Quote from: PurpleYouko
I certainly don't know of any evolutionary researchers who hold any view other than that evolution consists of totally random mutations coupled with natural selection.
Actually, there's quite a bit of recent research (last 5 years or so) that argues that a lot of mutations, perhaps the majority of interesting mutations, are not external or random but rather are "self directed" by the genome with respect to where in the genome they occur and at what frequency.   The DNA code is degenerate.  There are multiple ways to encode the same information in DNA.  These multiple ways are expression netrual - the exact same amino acids get produced regardless of the particular encoding - but the probability of copy mutation at a particular loci can vary by several orders of magnitude depending upon the particular encoding used.   Of course, selection can operate on this, preferring less mutation prone encoding at loci where mutations would be disadvantagous and more copy-error prone encoding where it may be benificial (to the species, not necessarily to the individual).  Research seems to back this up.  The different codon encodings used for particular amino acids are definently not used randomly.  Cone snails for example, code for an extremely high mutation rate in the area of their genome which codes for their poison - a result of co-evolution with preditors - so high in fact, that the chemical makeup of cone snail poison often varies in direct ancestors generation to generation!

Quote from: PurpleYouko
Please note that Evolutions says absolutely nothing about something arising from nothing.
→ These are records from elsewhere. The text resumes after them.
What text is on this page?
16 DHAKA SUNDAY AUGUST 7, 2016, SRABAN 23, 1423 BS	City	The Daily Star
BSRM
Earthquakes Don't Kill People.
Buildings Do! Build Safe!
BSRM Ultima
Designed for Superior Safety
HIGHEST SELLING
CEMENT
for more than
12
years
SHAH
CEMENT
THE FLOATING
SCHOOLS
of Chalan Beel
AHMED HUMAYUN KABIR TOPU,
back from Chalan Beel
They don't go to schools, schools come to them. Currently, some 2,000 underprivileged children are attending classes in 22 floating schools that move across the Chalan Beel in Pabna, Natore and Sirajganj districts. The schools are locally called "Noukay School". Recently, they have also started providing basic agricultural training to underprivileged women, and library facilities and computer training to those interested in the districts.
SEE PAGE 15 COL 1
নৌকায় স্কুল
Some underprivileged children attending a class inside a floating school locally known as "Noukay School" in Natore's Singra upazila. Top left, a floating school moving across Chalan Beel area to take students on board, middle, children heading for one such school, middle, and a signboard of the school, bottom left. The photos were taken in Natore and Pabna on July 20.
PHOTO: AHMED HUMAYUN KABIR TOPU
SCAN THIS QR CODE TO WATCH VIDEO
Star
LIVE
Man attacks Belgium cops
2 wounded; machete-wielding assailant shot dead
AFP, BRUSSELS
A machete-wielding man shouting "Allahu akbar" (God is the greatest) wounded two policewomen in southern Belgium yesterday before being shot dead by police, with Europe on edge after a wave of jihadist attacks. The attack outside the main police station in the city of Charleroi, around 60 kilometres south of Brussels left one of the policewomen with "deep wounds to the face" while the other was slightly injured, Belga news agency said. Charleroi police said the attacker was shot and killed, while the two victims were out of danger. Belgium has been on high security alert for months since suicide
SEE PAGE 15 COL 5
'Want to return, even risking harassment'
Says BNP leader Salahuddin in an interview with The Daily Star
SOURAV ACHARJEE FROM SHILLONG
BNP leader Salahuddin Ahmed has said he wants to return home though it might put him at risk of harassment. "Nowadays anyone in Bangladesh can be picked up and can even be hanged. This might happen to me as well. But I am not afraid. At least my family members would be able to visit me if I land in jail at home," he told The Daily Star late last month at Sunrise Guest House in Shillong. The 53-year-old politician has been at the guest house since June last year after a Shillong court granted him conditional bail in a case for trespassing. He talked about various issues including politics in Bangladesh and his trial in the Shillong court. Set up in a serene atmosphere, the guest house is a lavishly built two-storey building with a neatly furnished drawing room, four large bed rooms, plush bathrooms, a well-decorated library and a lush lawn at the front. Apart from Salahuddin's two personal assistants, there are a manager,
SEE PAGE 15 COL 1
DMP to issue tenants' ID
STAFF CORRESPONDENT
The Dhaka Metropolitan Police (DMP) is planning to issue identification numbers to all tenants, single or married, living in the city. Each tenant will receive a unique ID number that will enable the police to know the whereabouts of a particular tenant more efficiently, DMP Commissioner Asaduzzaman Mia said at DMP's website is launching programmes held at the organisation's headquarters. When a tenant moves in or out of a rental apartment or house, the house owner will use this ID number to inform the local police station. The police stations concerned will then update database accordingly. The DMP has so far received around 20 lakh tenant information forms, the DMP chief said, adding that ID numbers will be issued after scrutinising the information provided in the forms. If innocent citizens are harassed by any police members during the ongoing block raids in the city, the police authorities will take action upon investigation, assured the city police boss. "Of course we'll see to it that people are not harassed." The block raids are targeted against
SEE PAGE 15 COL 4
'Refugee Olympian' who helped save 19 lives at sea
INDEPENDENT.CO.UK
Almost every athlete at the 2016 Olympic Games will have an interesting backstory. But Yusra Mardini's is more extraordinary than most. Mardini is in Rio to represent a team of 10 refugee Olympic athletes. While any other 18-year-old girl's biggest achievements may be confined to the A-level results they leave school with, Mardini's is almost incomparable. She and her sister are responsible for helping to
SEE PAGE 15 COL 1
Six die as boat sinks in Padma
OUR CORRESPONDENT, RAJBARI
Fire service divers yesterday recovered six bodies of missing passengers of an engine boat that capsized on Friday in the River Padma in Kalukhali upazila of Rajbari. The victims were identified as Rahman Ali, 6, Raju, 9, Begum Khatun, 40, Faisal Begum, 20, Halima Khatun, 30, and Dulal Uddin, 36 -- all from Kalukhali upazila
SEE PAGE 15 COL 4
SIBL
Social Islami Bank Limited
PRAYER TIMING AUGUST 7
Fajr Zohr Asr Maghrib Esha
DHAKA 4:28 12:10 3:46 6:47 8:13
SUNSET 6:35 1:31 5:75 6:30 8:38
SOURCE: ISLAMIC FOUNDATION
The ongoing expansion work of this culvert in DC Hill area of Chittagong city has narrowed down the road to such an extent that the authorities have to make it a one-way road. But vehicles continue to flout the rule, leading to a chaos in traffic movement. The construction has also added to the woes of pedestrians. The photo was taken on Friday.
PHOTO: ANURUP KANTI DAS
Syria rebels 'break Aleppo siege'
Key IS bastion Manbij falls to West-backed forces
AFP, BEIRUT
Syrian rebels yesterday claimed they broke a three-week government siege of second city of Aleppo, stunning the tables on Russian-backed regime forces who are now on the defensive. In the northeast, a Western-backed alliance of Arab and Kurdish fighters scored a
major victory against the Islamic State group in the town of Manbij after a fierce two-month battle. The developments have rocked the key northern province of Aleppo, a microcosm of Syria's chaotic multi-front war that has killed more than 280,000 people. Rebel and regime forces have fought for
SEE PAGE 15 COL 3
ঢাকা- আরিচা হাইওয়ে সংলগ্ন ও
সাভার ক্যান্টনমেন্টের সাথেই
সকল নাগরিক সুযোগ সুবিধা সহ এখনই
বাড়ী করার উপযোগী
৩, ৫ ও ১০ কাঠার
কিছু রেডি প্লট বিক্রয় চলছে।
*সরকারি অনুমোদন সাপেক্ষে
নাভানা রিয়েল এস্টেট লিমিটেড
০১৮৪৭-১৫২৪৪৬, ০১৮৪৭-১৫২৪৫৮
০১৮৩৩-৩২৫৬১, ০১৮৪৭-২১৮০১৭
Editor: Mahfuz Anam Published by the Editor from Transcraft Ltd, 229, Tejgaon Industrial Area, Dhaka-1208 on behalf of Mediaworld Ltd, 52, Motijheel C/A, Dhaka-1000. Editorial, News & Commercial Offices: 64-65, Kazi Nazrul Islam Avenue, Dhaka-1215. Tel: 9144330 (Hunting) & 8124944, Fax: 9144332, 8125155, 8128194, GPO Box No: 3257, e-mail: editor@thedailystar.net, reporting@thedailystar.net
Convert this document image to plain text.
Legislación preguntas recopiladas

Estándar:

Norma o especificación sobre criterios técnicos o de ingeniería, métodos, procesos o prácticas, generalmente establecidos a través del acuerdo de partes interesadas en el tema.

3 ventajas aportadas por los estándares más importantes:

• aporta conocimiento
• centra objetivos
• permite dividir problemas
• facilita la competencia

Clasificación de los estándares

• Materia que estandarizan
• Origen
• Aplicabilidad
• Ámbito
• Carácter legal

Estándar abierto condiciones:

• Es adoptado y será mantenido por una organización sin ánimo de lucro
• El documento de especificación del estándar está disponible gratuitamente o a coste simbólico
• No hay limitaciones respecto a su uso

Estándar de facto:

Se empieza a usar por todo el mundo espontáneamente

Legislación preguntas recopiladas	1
Pre-existing life is a pre-requisite for the TOE. "Evolutionists" don't give a rat's ass where that life initially came from.
Not true.  There's quite a lot of active research here by main stream evolutionists.  My 2004 Evolution text book (Evolutionary Analysis - Freeman and Herron) devotes an entire chapter to various theories and areas of active research on like origin.  The term RNA World for example, refers to one of the prominant theories of a "more primintive replicator" which predated DNA, favored as it can both store information (though not as reliably as DNA) and perform physical, chemical work (which DNA cannot) often referred to as self cataylzing.  DB is much like an RNA world as a bots DNA gets executed continiously and not just during morphogenesis.  Note that even RNA-based replicatiors, while simpilar than DNA based replciators, are complex and may have been preceeded by an even simipler replicator.


I appluad those of you who have the energy to try to educate the willfully ignorant, but my expereience is that few people change their mind on this.  The "debate" (I hesitate to call it that) takes one of two paths, either the unsophisticated argument path attempted by highly devoute newbies, usually uneducated, illustrated by the ludicrious quotes in this thread or a more sophiscated path with more clever aurguments put forward by semi-professional evangalists intentionally trying to decieve and mislead.  Swaying the latter set is impossible.  Swaying the former takes ennormous energy and work because simply putting forward a rational argument is insufficient.  You must first educate them to recognize and value the difference between theory supportted by evidence and pure fiction.   Most people are not critical thinkers nor do they want to be.  Their beleifs are not the product of weighing evidence.   Most people simply beleive what they were brought up to beleive, itself an evolved trait, but one that is difficult to combat.  Organized religion has known this for centuries and indoctrinating the impressionable young has long been a mainstay.
« Last Edit: July 05, 2006, 01:03:45 PM by EricL »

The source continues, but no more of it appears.